Depends on the volume. For an agent handling fewer than 100 requests per hour, the full OpenTelemetry setup is overhead that won't pay off. Structured logs with manual correlation IDs are enough. For more than 500 requests per hour, or if the agent has more than 5 async steps, OTel starts to be worth the investment. I haven't added it to CrabTrap yet; I use structured logs with grep and jq, and that's enough for now.


The uncomfortable part of all this

Something bothers me about the narrative of the HN post and the broader discussion around async agents: architecture gets talked about as if observability is an implementation detail you sort out later.

It's not.

When I moved from a sync pipeline to an async one in CrabTrap, the first month was technically more performant and operationally more blind. I had better throughput and a worse ability to diagnose what was happening. That's not an acceptable tradeoff in production — it's a debt that charges you interest when something fails at 2am.

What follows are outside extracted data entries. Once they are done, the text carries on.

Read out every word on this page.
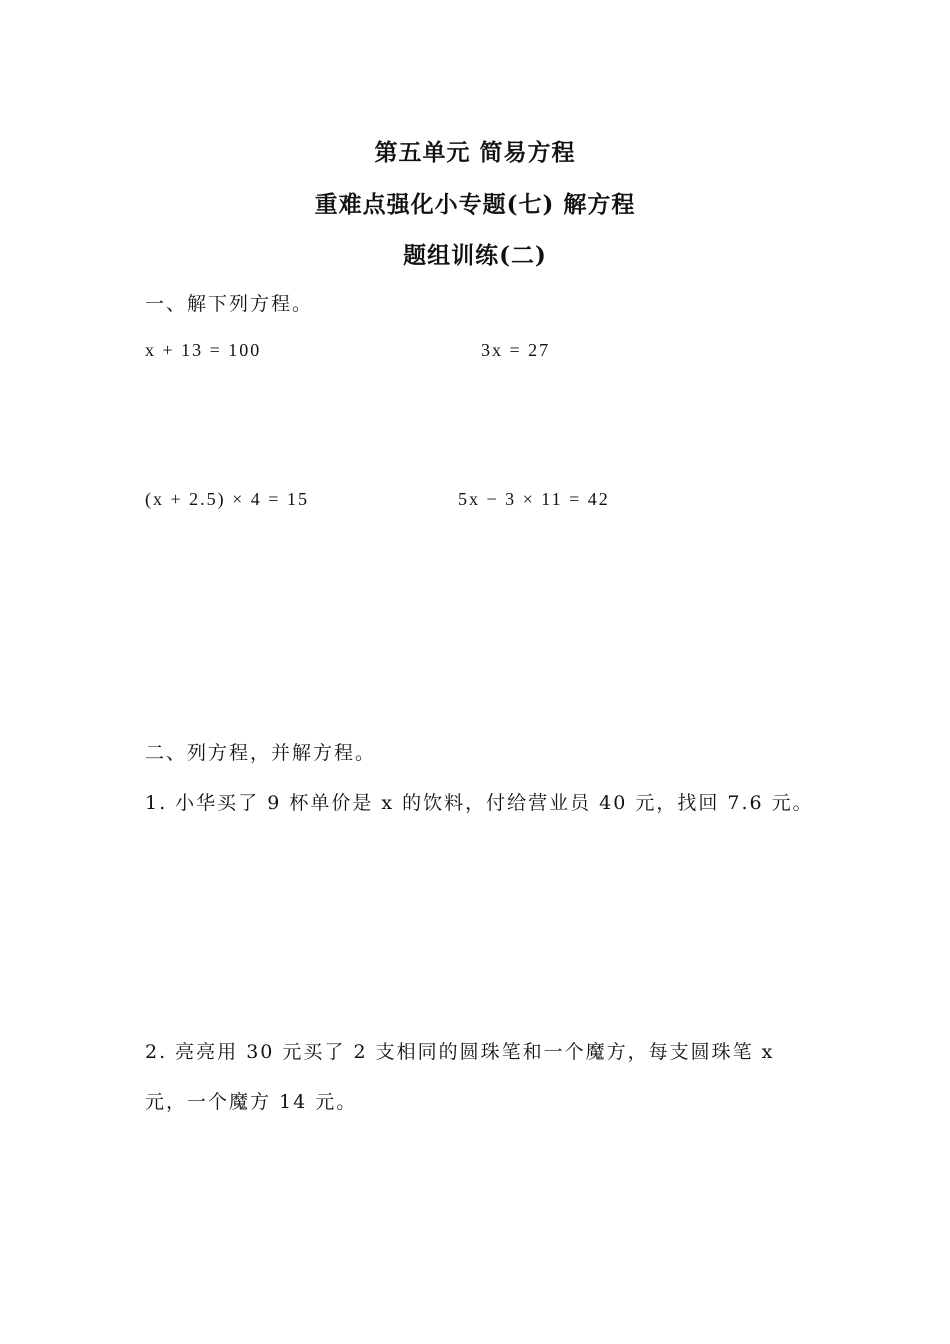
第五单元 简易方程
重难点强化小专题(七) 解方程
题组训练(二)
一、解下列方程。
x + 13 = 100	3x = 27
(x + 2.5) × 4 = 15	5x − 3 × 11 = 42
二、列方程，并解方程。
1. 小华买了 9 杯单价是 x 的饮料，付给营业员 40 元，找回 7.6 元。
2. 亮亮用 30 元买了 2 支相同的圆珠笔和一个魔方，每支圆珠笔 x
元，一个魔方 14 元。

I remember the moment with Next.js's App Router — which I mentioned before — where I spent two weeks complaining that it was breaking my abstractions. With async agents I made the opposite mistake: I adopted it without complaining and without understanding what I was giving up. What I gave up was visibility. And visibility in systems that make autonomous decisions isn't a technical luxury; it's an operational responsibility.

What I'd do differently if I started from scratch: before writing the first async task, I write the logging system. Not as an afterthought. As the first component. Because in a system where the error can be silence, observability isn't the layer on top. It's the foundation.

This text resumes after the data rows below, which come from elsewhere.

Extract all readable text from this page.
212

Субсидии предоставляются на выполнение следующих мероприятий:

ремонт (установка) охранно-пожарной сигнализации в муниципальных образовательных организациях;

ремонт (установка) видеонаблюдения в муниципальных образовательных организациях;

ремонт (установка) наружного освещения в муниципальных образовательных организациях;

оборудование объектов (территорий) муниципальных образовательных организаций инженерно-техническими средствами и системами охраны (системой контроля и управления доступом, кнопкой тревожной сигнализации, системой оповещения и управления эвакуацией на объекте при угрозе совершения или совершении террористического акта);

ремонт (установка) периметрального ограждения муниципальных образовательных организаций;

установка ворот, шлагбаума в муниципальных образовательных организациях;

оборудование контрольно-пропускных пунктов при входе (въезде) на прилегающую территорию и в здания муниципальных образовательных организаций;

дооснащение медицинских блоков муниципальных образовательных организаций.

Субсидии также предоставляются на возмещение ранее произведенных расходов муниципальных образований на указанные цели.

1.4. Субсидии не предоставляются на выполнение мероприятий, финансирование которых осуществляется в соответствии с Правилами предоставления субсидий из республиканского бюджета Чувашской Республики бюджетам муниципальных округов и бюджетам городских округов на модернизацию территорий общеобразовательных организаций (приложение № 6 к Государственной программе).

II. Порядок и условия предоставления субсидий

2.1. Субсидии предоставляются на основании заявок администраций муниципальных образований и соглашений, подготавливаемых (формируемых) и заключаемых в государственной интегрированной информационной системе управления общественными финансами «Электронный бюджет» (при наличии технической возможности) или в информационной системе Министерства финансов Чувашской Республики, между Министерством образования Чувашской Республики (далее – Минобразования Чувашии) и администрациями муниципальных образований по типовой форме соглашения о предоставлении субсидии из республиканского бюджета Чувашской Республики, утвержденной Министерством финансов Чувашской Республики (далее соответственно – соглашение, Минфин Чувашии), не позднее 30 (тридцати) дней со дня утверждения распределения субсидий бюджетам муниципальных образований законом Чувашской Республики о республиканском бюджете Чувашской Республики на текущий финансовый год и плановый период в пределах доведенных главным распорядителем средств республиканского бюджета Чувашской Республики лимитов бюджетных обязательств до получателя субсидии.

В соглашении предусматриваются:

If you're thinking about broader agent architectures, the Windows 9x Subsystem for Linux context reminded me of something similar: the most expensive technical debt is the kind you can't see. Async agents with zero observability are exactly that — debt that doesn't show up until the system has to answer for itself.

The HN post is fine. Async is the right path for agents at scale. But the title should be "All your agents are going async — and your debugging stack isn't ready for it."

That's what nobody is solving well yet. And 127 points doesn't change that reality.